The Southern African Development Community’s stance on the fighting in eastern Democratic Republic of Congo — basically accusing Rwanda of supporting the M23 rebels — and the rebel group’s decision to declare a pseudo-government over the territory they now control, have sparked fears of a flare-up in the Great Lakes region.
Those involved in talks to resolve the crisis say SADC’s stance has compromised the diplomatic efforts that the International Conference on the Great Lakes Region countries have put in to seek an end to the violence, which has displaced an estimated 400,000 people and claimed many lives over the past three months.
Similarly, the M23’s installation of a “government” is intended to bring the Congolese government to the negotiating table, to make the rebel group a “legitimate” political movement.
But Congolese senior officials, including President Joseph Kabila, have repeatedly said they will not talk to the rebels.
The extraordinary meeting of regional heads of state in Uganda’s capital Kampala two weeks ago had appeared to head off a confrontation when delegates unanimously agreed to give dialogue a chance to resolve the crisis in eastern DRC.
Should diplomacy and dialogue fail, sources told The EastAfrican, a military confrontation pitting SADC states against East African Community states, notably Rwanda and Uganda, is almost inevitable.
The DRC is likely to bring in its allies, particularly Angola, owing to the weakness and indiscipline of its own military, ultimately dragging all its neighbours into the conflict, as happened in the five-year Congo war between 1997 and 2003.
SADC stated in the August 18 communiqué issued at the conclusion of its 32nd summit in Maputo, Mozambique, that the precarious security situation in eastern DRC “is being perpetrated by rebel groups with the assistance of Rwanda, and urged the latter to cease immediately its interference that constitutes a threat to peace and stability, not only of the DRC, but also of the SADC region.”
The communiqué came a day after M23 had declared a pseudo-government.
Rwanda has repeatedly denied accusations of being behind the M23 rebels since the UN Group of Experts first made the allegations in its report in May.
Although Kigali is yet to formally respond to SADC, possibly waiting for the forthcoming visit of its chairperson President Armando Emilio Guebuza of Mozambique, The EastAfrican has learnt the communiqué caught the country off guard.
Rwanda has been working to mobilise support of the African Union against the UN allegations; the SADC statement now opens another window for Western countries to pressurise Kigali over its alleged support for M23.

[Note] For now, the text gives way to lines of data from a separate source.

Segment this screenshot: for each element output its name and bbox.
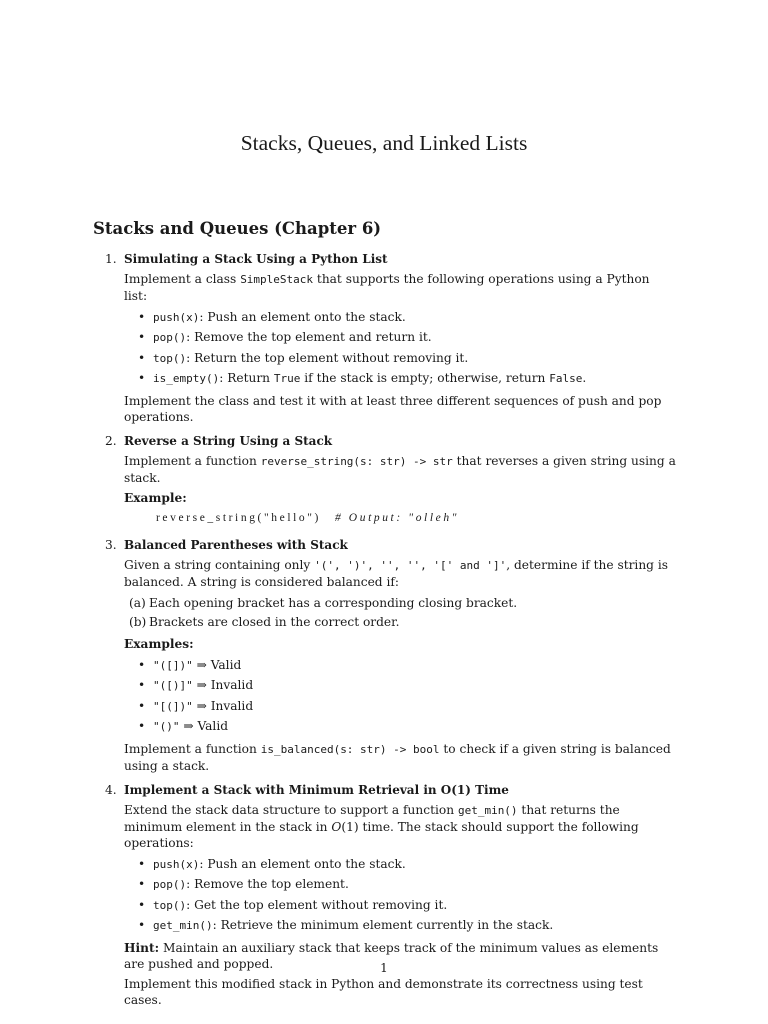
list-item: • top(): Get the top element without removing it. [138, 897, 448, 912]
exercise-number: 3. [105, 537, 117, 552]
hint-text: Hint: Maintain an auxiliary stack that keeps track of the minimum values as elements are pushed and popped. [124, 940, 659, 971]
exercise-outro: Implement the class and test it with at least three different sequences of push and pop operations. [124, 393, 662, 424]
exercise-heading: Implement a Stack with Minimum Retrieval in O(1) Time [124, 783, 509, 798]
list-item: • "[(])" ⇒ Invalid [138, 698, 254, 713]
list-item: • push(x): Push an element onto the stack. [138, 310, 406, 324]
exercise-number: 4. [105, 783, 117, 798]
exercise-number: 1. [105, 252, 117, 266]
exercise-intro: Given a string containing only '(', ')', '', '', '[' and ']', determine if the string is balanced. A string is considered balanced if: [124, 557, 669, 589]
list-item: • "()" ⇒ Valid [138, 719, 229, 734]
exercise-outro: Implement a function is_balanced(s: str) -> bool to check if a given string is balanced using a stack. [124, 742, 671, 774]
exercise-heading: Simulating a Stack Using a Python List [124, 252, 388, 266]
list-item: • is_empty(): Return True if the stack is empty; otherwise, return False. [138, 370, 587, 385]
exercise-heading: Reverse a String Using a Stack [124, 433, 333, 448]
section-heading: Stacks and Queues (Chapter 6) [93, 219, 382, 238]
operation-list [124, 856, 676, 934]
examples-label: Examples: [124, 637, 194, 652]
list-item: • "([])" ⇒ Valid [138, 658, 242, 673]
exercise-2 [93, 433, 676, 526]
list-item: (b) Brackets are closed in the correct order. [129, 615, 400, 630]
exercise-heading: Balanced Parentheses with Stack [124, 537, 348, 552]
page-number: 1 [380, 961, 388, 975]
list-item: • pop(): Remove the top element. [138, 877, 349, 892]
condition-list [124, 595, 676, 630]
list-item: • "([)]" ⇒ Invalid [138, 678, 254, 693]
list-item: (a) Each opening bracket has a corresponding closing bracket. [129, 595, 518, 610]
list-item: • top(): Return the top element without removing it. [138, 350, 469, 365]
list-item: • get_min(): Retrieve the minimum element currently in the stack. [138, 917, 554, 932]
list-item: • push(x): Push an element onto the stack. [138, 857, 406, 872]
exercise-number: 2. [105, 433, 117, 448]
exercise-3 [93, 537, 676, 774]
example-label: Example: [124, 490, 187, 505]
exercise-list [93, 251, 676, 1008]
exercise-intro: Extend the stack data structure to support a function get_min() that returns the minimum element in the stack in O(1) time. The stack should support the following operations: [124, 803, 639, 851]
examples-list [124, 657, 676, 735]
code-example: reverse_string("hello") # Output: "olleh" [156, 511, 460, 524]
exercise-outro: Implement this modified stack in Python and demonstrate its correctness using test cases. [124, 976, 643, 1007]
operation-list [124, 309, 676, 387]
exercise-intro: Implement a function reverse_string(s: str) -> str that reverses a given string using a stack. [124, 453, 676, 485]
exercise-intro: Implement a class SimpleStack that supports the following operations using a Python list: [124, 272, 650, 303]
exercise-1 [93, 251, 676, 425]
list-item: • pop(): Remove the top element and return it. [138, 330, 432, 345]
document-title: Stacks, Queues, and Linked Lists [240, 131, 528, 155]
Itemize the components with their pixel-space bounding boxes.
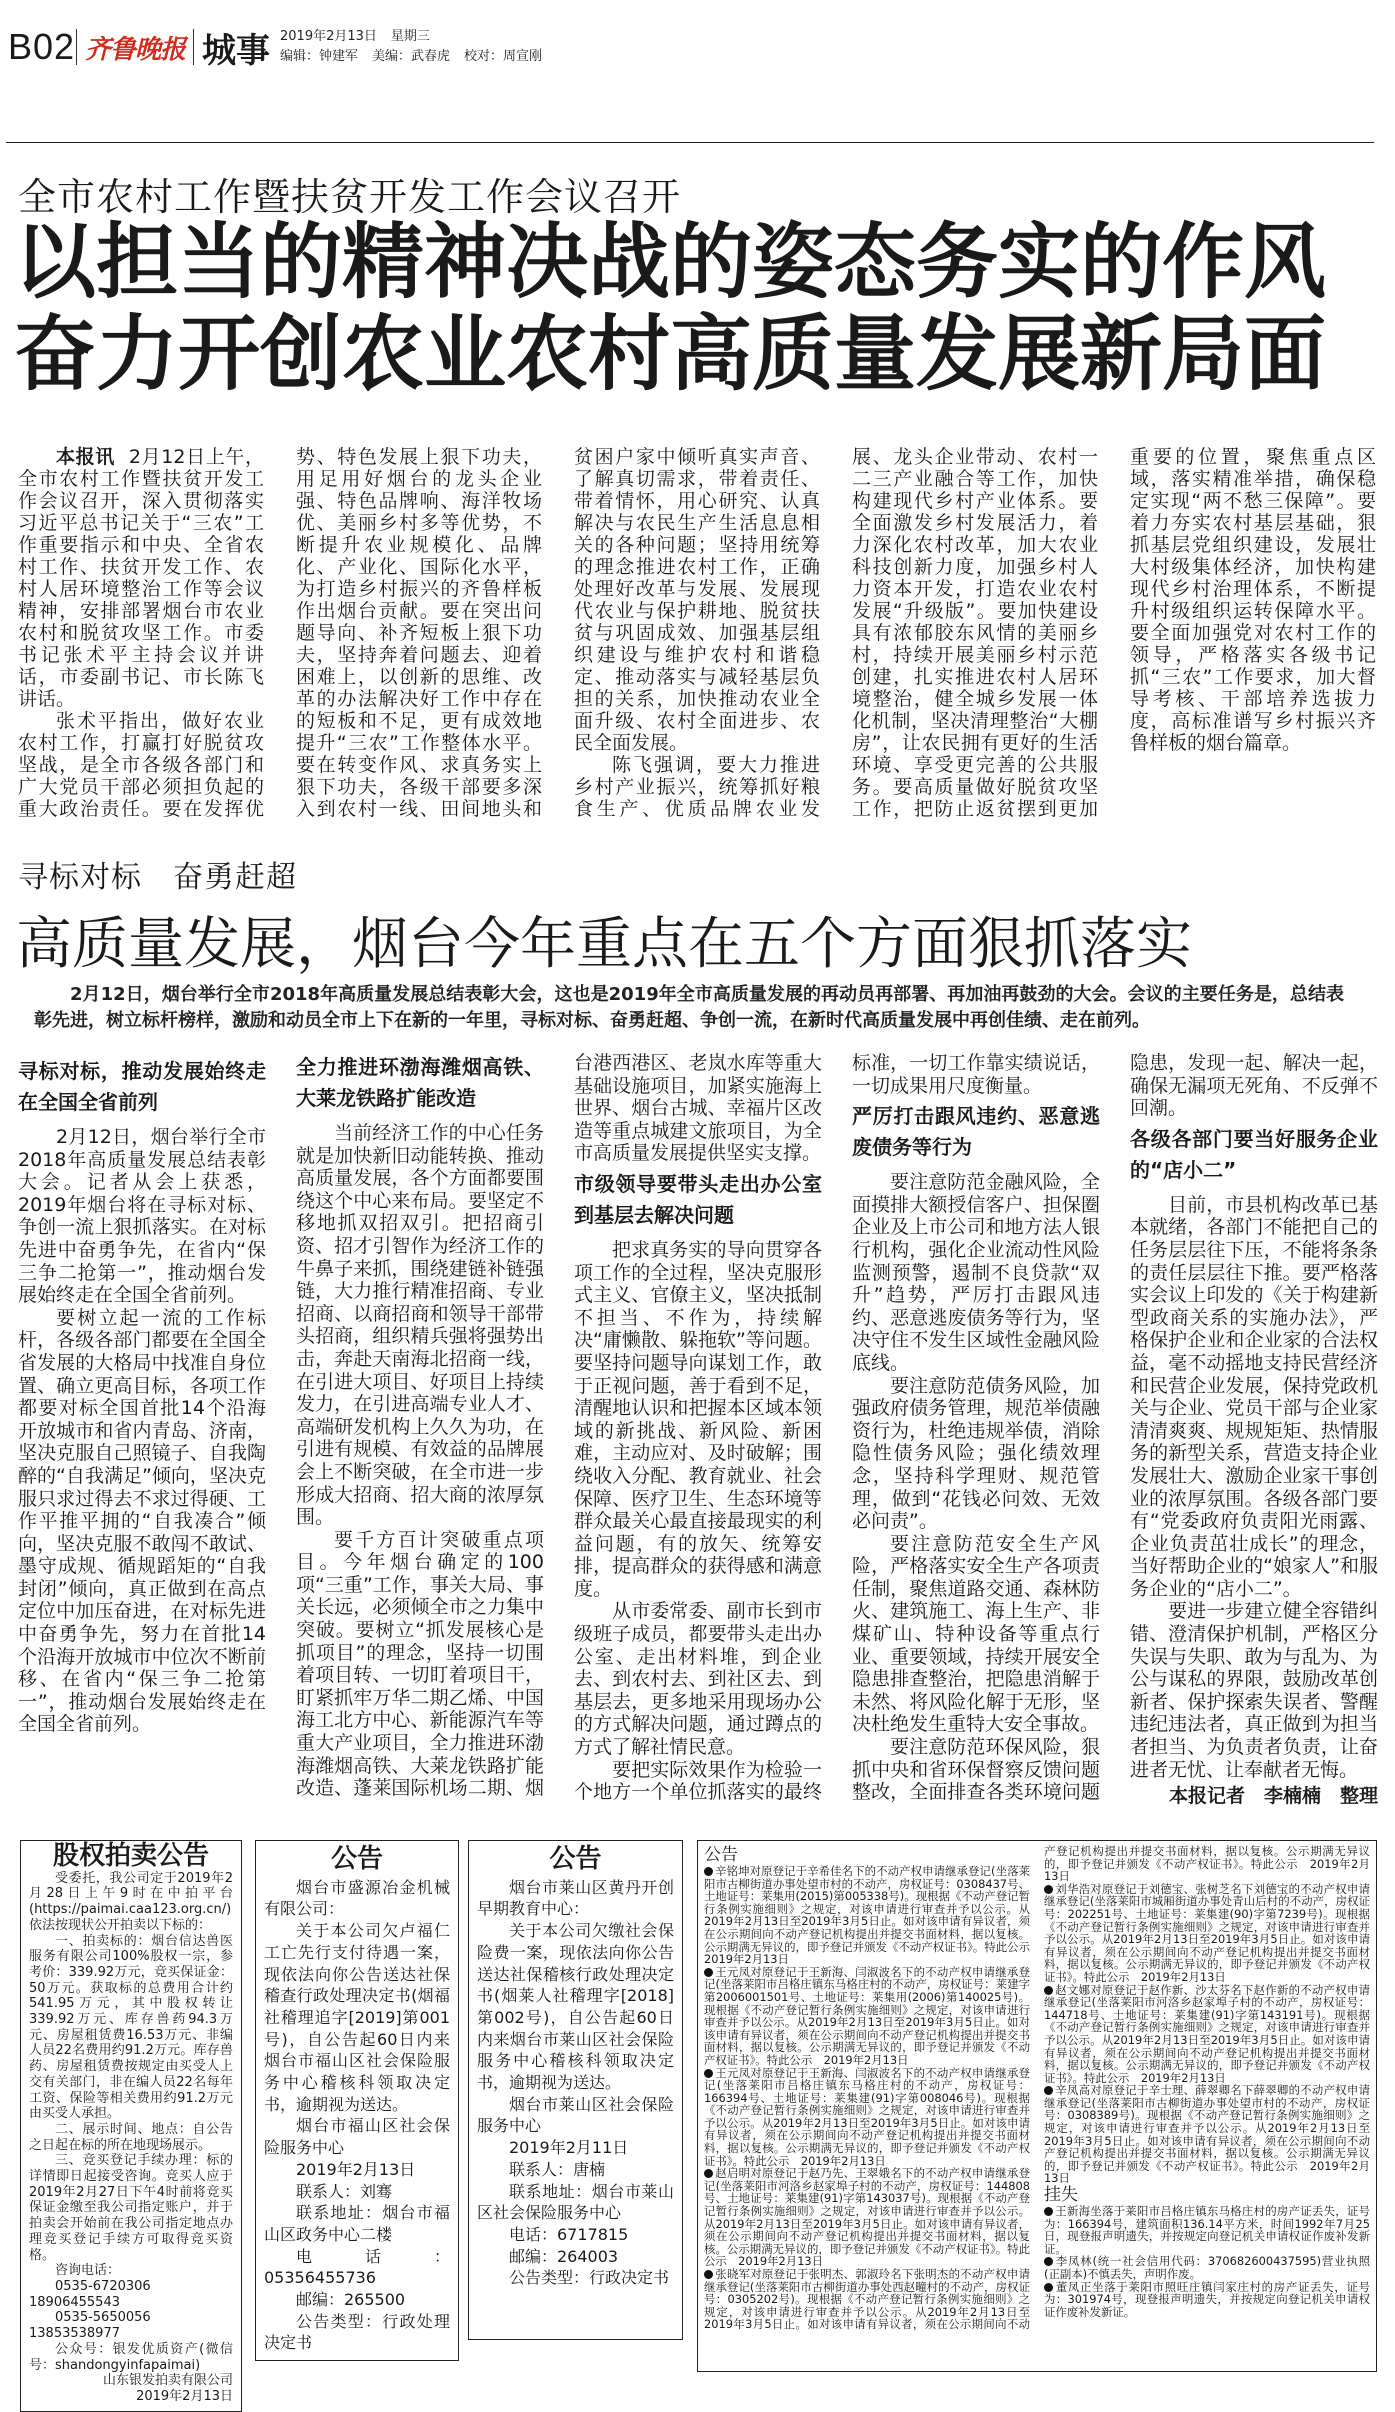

“It is unfair to condemn Rwanda, because we have tried to avoid pointing fingers at anyone and concentrate instead on resolving the crisis, because finger-pointing only escalates the situation,” a source at the ICGLR Secretariat told The EastAfrican.
“They should have taken into consideration the progress we have made so far. We have got all the main principals engaged, and they have demonstrated political will to resolve the matter peacefully. Such announcements are divisive and do not give peace a chance,” our sources added.
Direct condemnation of Rwanda and the classification of M23 as a “negative force” that needs to be eliminated were two key objectives that the DRC delegation pursued in vain at the Kampala meeting.
The other was that the neutral force that regional leaders first agreed to in July, on the sidelines of the AU Summit in Addis Ababa, be immediately constituted and deployed to pacify eastern DRC.
Although the DRC signed onto the final Kampala declaration, The EastAfrican has been told the Congolese left unhappy that none of the issues they considered important had been reflected in it, and decided to press their case at SADC where they have closer alliances.
“How else do you explain the fact that we have gone to Addis Ababa, Khartoum, Kampala and Goma, and in all those places we have made progress, with M23 having suspended hostilities, and still SADC is acting like none of this has happened?” noted a source who has been involved in all these meetings.
As Kinshasa sees it, if Rwanda can be directly condemned at the regional level, as SADC has done, it becomes isolated as an aggressor, triggering intervention under SADC’s defence pact.
The bloc’s Mutual Defence Pact says, “An armed attack against a state party shall be considered a threat to regional security. Such an attack shall be met with immediate collective action by all state parties.”
Great Lakes analysts say such actions are short term and ill-advised, since perpetuate the status of the country as a theatre of war.
“It would be in Kinshasa’s best interests to collaborate closely with its western neighbours Rwanda and Uganda to stabilise eastern Congo,” a source said.